In 1849 James G. Barry became the fourthteenth Mayor of St. Louis.
In April of 1849 he was elected to the office of Mayor for a one-year term. Two great catastrophies, fire and cholera, took place during his administration. Handling the resulting problems occupied most of his time as Mayor.
Fire broke out among steamboats at the levee on May 17, 1849. It burned 23 boats and the freight on the shore. The fire spread to the business district and destroyed most of it. The volunteer fire companies of that day were too weak to stop such a fire without great damage. Buildings were finally blasted with powder to provide a gap that halted the fire. The damage was estimated at $5,000,000. Mr. Barry approved several pieces of legislation as the result of the fire. $6,000 was appropriated immediately for relief of sufferers and for protection of property. No firewood was henceforth to be stored or sold at the wharf. The wood was to be inspected by the Lumber Master before being unloaded from the boat. Boats containing over 300 pounds of gun powder could not land within the City limits.

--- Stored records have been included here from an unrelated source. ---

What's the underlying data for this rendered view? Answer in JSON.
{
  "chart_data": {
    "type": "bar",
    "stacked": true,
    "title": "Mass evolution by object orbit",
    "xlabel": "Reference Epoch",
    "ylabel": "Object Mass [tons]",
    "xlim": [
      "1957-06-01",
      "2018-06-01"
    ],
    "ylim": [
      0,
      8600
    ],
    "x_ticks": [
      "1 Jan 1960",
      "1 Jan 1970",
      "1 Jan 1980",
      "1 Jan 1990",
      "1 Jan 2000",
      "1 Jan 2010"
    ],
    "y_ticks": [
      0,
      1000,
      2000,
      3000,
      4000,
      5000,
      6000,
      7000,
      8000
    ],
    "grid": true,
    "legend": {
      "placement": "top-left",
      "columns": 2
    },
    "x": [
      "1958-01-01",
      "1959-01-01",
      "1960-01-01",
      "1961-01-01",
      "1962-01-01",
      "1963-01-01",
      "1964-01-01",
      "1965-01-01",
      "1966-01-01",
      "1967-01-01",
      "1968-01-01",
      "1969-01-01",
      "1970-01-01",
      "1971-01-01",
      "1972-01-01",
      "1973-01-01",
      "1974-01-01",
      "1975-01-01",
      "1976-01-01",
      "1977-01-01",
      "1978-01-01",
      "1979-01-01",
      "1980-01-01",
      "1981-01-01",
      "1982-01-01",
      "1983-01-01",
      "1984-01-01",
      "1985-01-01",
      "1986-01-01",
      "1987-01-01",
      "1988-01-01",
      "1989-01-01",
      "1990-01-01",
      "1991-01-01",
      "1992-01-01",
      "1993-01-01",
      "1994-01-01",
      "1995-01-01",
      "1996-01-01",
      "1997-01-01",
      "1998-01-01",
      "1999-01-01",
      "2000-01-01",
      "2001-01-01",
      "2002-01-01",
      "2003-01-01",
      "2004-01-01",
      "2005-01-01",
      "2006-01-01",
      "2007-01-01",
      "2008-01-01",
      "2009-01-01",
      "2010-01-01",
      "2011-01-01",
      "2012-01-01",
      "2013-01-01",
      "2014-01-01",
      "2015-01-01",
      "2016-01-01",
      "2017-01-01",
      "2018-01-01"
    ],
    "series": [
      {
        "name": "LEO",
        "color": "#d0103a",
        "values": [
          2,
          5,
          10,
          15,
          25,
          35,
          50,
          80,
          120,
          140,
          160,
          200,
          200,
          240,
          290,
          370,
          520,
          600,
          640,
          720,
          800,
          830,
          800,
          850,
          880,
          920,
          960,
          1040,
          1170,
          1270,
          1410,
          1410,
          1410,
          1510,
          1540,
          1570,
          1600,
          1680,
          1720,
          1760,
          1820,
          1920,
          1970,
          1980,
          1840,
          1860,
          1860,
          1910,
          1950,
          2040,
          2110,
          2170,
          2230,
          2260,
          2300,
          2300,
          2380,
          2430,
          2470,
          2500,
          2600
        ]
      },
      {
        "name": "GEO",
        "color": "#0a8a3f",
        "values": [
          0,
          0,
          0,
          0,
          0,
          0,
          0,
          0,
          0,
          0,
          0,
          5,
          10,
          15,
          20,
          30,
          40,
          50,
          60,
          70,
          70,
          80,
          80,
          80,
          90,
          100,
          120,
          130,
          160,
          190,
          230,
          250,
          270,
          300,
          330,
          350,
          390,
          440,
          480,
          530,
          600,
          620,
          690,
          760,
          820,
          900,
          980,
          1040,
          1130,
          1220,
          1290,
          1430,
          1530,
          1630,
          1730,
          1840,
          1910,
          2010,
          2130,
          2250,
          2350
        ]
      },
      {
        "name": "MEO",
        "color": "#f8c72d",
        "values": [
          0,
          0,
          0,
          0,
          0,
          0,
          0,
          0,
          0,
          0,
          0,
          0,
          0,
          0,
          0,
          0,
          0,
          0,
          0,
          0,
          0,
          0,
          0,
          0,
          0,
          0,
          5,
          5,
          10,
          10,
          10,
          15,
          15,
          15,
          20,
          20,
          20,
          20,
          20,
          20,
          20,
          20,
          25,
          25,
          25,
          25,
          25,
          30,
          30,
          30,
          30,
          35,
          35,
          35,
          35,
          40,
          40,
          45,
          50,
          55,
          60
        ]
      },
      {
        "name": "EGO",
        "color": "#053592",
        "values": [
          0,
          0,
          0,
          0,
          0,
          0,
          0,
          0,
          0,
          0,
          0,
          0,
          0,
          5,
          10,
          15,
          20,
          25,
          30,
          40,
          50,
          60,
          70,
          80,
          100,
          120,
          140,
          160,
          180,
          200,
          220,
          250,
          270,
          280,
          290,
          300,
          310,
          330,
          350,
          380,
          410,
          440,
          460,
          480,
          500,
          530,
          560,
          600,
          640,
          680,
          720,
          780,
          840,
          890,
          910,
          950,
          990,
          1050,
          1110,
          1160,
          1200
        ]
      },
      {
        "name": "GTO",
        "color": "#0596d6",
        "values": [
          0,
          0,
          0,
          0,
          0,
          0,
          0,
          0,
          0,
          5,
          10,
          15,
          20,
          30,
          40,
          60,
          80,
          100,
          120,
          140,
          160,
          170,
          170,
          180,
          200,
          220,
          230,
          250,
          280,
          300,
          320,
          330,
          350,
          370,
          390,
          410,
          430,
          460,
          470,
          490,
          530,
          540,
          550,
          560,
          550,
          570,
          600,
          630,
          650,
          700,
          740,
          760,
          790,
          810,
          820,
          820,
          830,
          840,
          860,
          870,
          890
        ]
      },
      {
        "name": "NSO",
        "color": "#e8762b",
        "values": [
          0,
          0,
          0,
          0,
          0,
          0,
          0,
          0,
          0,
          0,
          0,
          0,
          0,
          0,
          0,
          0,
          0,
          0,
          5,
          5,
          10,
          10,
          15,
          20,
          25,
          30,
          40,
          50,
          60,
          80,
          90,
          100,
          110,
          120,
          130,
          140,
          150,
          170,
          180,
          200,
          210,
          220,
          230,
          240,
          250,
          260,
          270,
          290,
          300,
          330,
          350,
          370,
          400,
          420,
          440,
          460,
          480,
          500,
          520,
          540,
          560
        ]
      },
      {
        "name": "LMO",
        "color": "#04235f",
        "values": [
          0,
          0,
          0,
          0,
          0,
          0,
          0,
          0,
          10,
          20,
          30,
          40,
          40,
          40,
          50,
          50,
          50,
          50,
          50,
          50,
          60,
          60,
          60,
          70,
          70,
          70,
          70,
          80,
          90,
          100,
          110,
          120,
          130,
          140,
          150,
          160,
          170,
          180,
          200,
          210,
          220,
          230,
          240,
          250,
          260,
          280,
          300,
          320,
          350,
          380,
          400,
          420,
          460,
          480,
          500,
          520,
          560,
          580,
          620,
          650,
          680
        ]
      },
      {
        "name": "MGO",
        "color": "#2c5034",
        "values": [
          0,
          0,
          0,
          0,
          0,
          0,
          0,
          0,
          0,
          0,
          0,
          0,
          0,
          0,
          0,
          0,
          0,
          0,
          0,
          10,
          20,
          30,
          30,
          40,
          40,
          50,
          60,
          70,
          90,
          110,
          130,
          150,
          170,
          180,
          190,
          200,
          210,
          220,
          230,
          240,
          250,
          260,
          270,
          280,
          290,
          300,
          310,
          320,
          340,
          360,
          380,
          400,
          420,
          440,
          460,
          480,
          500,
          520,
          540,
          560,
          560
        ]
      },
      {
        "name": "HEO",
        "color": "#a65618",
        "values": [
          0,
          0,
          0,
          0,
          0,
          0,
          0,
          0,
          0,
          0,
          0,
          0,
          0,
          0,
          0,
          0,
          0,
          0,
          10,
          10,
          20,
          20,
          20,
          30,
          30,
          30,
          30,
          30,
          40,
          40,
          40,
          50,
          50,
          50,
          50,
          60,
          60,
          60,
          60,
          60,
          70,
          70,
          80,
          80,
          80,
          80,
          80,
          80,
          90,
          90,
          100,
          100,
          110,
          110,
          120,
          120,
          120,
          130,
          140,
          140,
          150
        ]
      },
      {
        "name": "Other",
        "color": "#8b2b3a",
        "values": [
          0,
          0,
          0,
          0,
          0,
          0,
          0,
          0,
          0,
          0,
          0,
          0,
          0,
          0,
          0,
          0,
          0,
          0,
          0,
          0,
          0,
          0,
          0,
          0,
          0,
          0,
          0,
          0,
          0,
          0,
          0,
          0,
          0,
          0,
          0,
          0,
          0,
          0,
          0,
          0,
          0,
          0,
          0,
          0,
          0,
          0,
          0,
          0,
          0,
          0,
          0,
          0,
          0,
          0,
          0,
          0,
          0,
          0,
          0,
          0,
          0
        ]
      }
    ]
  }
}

St. Louis was a city of about 64,000 population in 1849. During the early days of the cholera epidemic, deaths reached 639 per week. This came at a time of great immigration from Europe. Many died on the boats and others were very ill on arriving. Mayor Barry summoned a Citizens Committee that framed resolutions censuring the Council for its lack of leadership during the outbreak of the disease. Then the City Council met and appropriated $50,000 for the emergency, and transferred its authority to the Citizens Committee to fight the plague. Quarantine regulations were established. Passengers were examined aboard boat. The newspapers of this period praise Mayor Barry's handling of these two calamities, fire and cholera.
As a result of all the immigration from Europe, the German speaking population of St. Louis was increasing rapidly. The Mayor approved legislation providing that all City Ordinances should be published in the German language in a German newspaper. It was the duty of the Mayor to appoint a translator to hold office for a year and do the translation upon his receipt of copies of Ordinances and resolutions from the City Register.